Chesterton creía que la Navidad provocaba el sentimiento de «algo que nos sorprende desde atrás, de la parte oculta e íntima de nuestro ser, un momentáneo debilitamiento que, de manera extraña, se convierte en fortalecimiento y descanso». Y en esa descripción aparentemente referida a elementos antagónicos como la debilidad y la fortaleza, el hombre encuentra el poder narrativo a través de una paradoja en la que el autor británico fue, es y será maestro de maestros. A múltiples pruebas podemos remitirnos.
De hecho, una de sus citas más conocidas alude a un deliberado y premeditado contraste al afirmar que «la Navidad se construye sobre una hermosa paradoja llena de intencionalidad: que el nacimiento de alguien sin casa para nacer se celebre en todos y cada uno de los hogares». Ni que decir tiene que no le faltaba razón al polifacético escritor si echamos un vistazo a nuestro alrededor.
Triste y paradójicamente, sufrimos un progresivo y persistente proceso atrófico respecto a la grandeza de hechos como el acontecido hace más de dos mil años en el alumbramiento en aquel humilde escenario.
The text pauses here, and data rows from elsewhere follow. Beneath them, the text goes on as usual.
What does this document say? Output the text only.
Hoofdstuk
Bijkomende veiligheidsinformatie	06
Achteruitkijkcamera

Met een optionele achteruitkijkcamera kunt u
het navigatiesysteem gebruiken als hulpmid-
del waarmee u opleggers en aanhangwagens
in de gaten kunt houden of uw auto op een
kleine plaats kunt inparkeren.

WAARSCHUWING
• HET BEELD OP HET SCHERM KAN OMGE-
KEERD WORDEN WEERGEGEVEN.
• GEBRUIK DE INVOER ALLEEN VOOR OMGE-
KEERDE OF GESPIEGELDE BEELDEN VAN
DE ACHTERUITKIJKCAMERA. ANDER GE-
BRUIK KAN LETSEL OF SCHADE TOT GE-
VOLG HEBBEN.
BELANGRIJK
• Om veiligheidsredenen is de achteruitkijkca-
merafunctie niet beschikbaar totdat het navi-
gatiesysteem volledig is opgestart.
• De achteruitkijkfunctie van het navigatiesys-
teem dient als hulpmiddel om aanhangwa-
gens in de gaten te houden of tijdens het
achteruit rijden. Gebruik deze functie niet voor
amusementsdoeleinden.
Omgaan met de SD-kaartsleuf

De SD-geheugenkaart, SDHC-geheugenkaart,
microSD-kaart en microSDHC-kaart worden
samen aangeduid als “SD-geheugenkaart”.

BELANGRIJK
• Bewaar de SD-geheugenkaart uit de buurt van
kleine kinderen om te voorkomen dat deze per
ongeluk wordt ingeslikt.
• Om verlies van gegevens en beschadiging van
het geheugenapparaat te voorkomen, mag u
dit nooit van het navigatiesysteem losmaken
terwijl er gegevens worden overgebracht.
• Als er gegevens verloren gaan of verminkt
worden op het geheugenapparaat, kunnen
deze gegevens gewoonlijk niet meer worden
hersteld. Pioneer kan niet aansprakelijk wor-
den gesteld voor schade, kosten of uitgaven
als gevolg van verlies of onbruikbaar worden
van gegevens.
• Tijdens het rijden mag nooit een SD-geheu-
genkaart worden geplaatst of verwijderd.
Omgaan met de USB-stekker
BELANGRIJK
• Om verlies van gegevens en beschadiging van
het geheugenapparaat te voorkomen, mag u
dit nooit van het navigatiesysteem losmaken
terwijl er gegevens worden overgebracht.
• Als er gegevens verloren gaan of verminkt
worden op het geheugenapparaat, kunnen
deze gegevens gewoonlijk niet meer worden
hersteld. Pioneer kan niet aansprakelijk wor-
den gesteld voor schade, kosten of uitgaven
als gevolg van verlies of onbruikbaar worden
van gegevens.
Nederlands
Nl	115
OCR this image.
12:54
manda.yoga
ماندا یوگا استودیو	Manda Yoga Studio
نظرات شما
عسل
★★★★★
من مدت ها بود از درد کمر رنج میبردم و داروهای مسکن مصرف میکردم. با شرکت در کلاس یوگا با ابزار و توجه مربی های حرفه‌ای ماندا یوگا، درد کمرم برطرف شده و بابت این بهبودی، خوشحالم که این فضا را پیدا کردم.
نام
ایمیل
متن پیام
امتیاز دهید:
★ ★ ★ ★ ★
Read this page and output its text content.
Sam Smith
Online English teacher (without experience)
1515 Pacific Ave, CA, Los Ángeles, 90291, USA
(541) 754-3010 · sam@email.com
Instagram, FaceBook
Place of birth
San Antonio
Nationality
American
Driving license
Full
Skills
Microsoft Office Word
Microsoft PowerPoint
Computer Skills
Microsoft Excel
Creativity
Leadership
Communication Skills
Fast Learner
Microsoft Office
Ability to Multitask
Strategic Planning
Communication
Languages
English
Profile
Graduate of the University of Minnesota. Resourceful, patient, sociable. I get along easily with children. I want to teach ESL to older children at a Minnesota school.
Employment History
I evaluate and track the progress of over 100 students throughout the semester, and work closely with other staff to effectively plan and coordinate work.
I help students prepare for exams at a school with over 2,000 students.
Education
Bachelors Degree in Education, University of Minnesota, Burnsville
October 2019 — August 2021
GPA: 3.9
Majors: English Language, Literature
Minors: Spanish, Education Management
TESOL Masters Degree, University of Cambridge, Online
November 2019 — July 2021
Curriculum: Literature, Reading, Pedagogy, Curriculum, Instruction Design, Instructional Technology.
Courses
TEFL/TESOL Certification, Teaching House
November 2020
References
Es decir, el paso de decenas de siglos no nos ha servido para, como individuos, transformarnos en algo objetivamente mejor. La involución es obvia sin la imperiosa necesidad u ostentación de su manifestación.
Por desgracia, la actualidad nos ofrece demasiados rivales, distracciones o argumentos que insistentemente pujan por convertirse en arietes de la tradición y acervo cultural de los que pretendemos defender nuestra particular trinchera y reducto espiritual sin, muchas veces, poder contar con la cobertura de virtudes y valores de antaño. Complejos y tibieza han servido, además, para desequilibrar la balanza de manera diabólica gracias a masivos ataques encaminados a causar estragos con adulteradas versiones de relaciones interpersonales caracterizadas por la presencia de ingredientes como el pragmatismo, la superficialidad, la discordia, el desarraigo, el pesimismo o la desesperanza.
Y ahora que la rosada Alegría ha vuelto a aparecer en domingo, tanto el sentido tradicional y religioso de la Navidad como la razón de venir al mundo en Nochebuena deberían impulsarnos a retirar la densa y espesa venda de ojos cegados por lacras que, desde nuestra confusa perspectiva, nos impiden divisar la nítida realidad a la que aspiramos y tanto deseamos.
Hoy, en nuestro tenebroso y perversamente normalizado mundo, un sumiso y estigmatizado Occidente es incapaz de ofrecer un atisbo de resistencia frente a este presente lleno de estériles postulados, síntomas de ruptura, decisiones irracionales y el descrédito hacia sentimientos como el de la pureza de un espíritu navideño de paz y amor que proporciona la luz de una vida, la del recién nacido. Hoy, entre tinieblas de exclusión, carestía, penurias, restricciones y privaciones, ¿qué más podemos pedir al rememorar aquel nacimiento?
Si en la primera Navidad, la figura de Herodes se erigió en la sublime representación del Mal con la matanza de tantos inocentes, los disfraces de aquel rey proliferan entre nosotros siglos después y, por complejo que pudiera resultar en este mundo de antagonismos, solo la alianza con la Alegría, la humildad y la gratitud por ser hijos de Dios pueden llevarnos al camino de la victoria para, al menos, disfrutar de esta Santa Navidad en igualdad de condiciones, sin el silencio de las catacumbas o esos temores que desaparecerán con la irrupción del valor de la Palabra en la antesala de la Navidad.